Milton Avery (1885-1965)
Offshore Island, 1958

46 by 56 inches
Oil on canvas
©Sheldon Memorial Art Gallery and Sculpture Garden, University of Nebraska
Lincoln, Nebraska Art Association Collection – Thomas C. Woods Memorial 1960.N-125

    Milton Avery painted inimitably from the beginning of his career to the very end. Although the influences that affected his development can be seen without difficulty, there is throughout a basic simplicity of vision that is peculiarly his. First there was the Impressionism of Ernest Lawson and John Twachtman, then the figurative realism of the Art Students League, then the impact of Matisse and Picasso, and in each instance Avery made of these influences something that was unmistakably his, paintings in which style and color were primary elements. From the first, his idea of picture making was a matter of organizing visual experience. He has said, "I try to construct a picture in which shapes, spaces, colors, form a set of unique relationships, independent of any subject matter. At the same time I try to capture and translate the excitement and emotion aroused in me by the impact with the original idea."1

    If we look at Offshore Island in such terms we can see at once the rightness of such a method. The canvas is divided into four bands of color that mark the progression of space from the horizon to the foreground at our feet. Superimposed like some ponderous amphibious monster on the upper darker bands of color, which are the sky and the sea, is the island. Against the distance and weight of these elements is counterpoised the foamy evanescence of the breaking surf and the velvety texture of the beach.

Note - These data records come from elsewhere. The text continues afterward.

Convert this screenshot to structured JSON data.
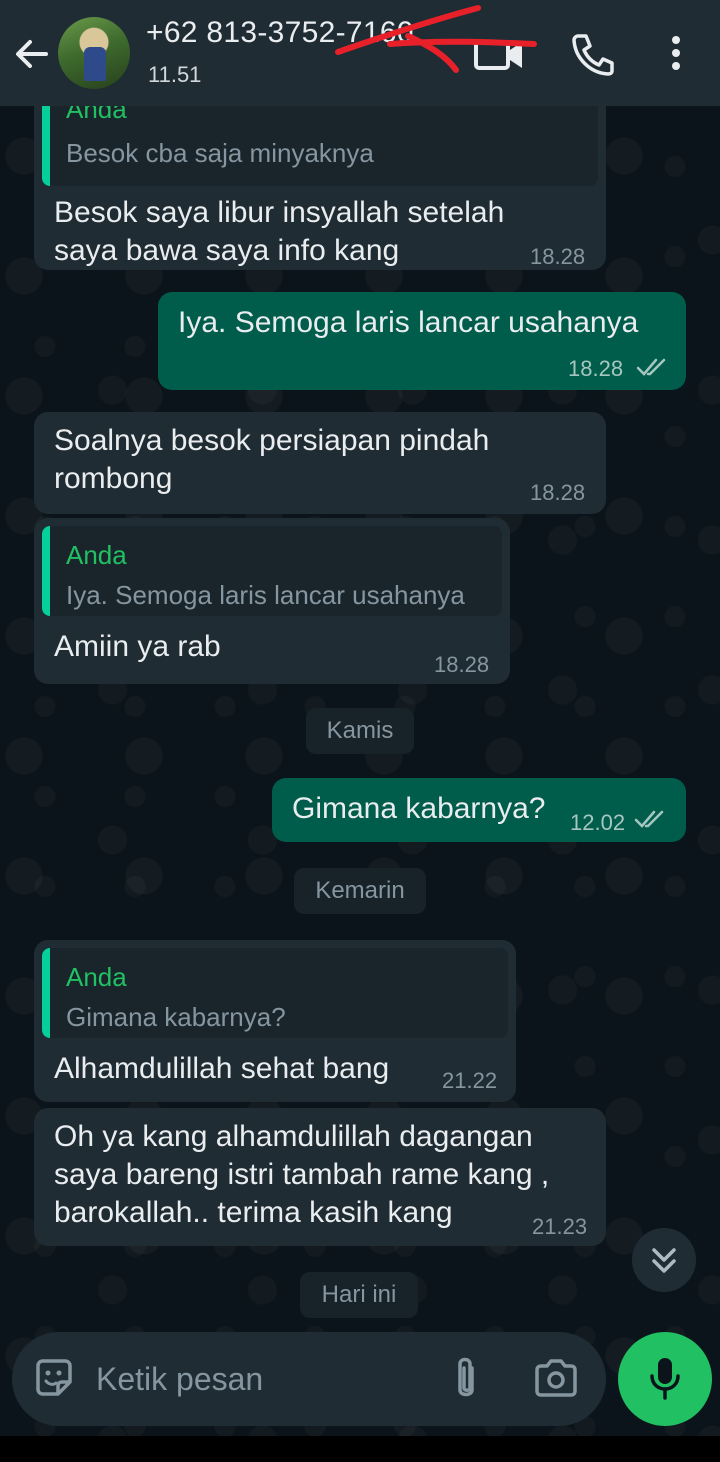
{
  "header": {
    "contact_name": "+62 813-3752-7160",
    "status": "11.51",
    "icons": [
      "back-arrow-icon",
      "video-call-icon",
      "phone-icon",
      "more-vert-icon"
    ]
  },
  "messages": [
    {
      "dir": "in",
      "quote_author": "Anda",
      "quote_text": "Besok cba saja minyaknya",
      "text_lines": [
        "Besok saya libur insyallah setelah",
        "saya bawa saya info kang"
      ],
      "time": "18.28"
    },
    {
      "dir": "out",
      "text_lines": [
        "Iya. Semoga laris lancar usahanya"
      ],
      "time": "18.28"
    },
    {
      "dir": "in",
      "text_lines": [
        "Soalnya besok persiapan pindah",
        "rombong"
      ],
      "time": "18.28"
    },
    {
      "dir": "in",
      "quote_author": "Anda",
      "quote_text": "Iya. Semoga laris lancar usahanya",
      "text_lines": [
        "Amiin ya rab"
      ],
      "time": "18.28"
    },
    {
      "dir": "out",
      "text_lines": [
        "Gimana kabarnya?"
      ],
      "time": "12.02"
    },
    {
      "dir": "in",
      "quote_author": "Anda",
      "quote_text": "Gimana kabarnya?",
      "text_lines": [
        "Alhamdulillah sehat bang"
      ],
      "time": "21.22"
    },
    {
      "dir": "in",
      "text_lines": [
        "Oh ya kang alhamdulillah dagangan",
        "saya bareng istri tambah rame kang ,",
        "barokallah.. terima kasih kang"
      ],
      "time": "21.23"
    }
  ],
  "date_chips": [
    "Kamis",
    "Kemarin",
    "Hari ini"
  ],
  "composer": {
    "placeholder": "Ketik pesan",
    "icons": [
      "sticker-icon",
      "attach-icon",
      "camera-icon",
      "mic-icon"
    ]
  },
  "colors": {
    "header_bg": "#1f2c34",
    "incoming_bubble": "#202c33",
    "outgoing_bubble": "#005c4b",
    "accent_green": "#21c063",
    "redaction_red": "#e8202a"
  }
}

All the areas of color, which are the sky, the sea, the island, and the beach, are firmly placed and almost opaque in quality, but the breaking surf, with its diffuse upper edge of blue has a transparency that reveals the tints of underpainted color.

    Avery is a master of the twentieth-century notion of a painting as a flat, two-dimensional object, and yet in his disposition of shapes and colors he achieves a simultaneous sense of space which is intrinsic to the work itself. Abstraction and representation have achieved a new kind of unity. Milton Avery never painted a pure abstraction, but it is of some interest to note that among his closest friends were Mark Rothko, Adolph Gottlieb, and Barnett Newman, and a considerable number of younger painters who have chosen to translate their experience abstractly on the strength of his example.

References: 1 Milton Avery quoted by Robert Warnick in "A Quiet American Painter Whose Art Is Now Being Heard," Smithsonian (October 1982): 113.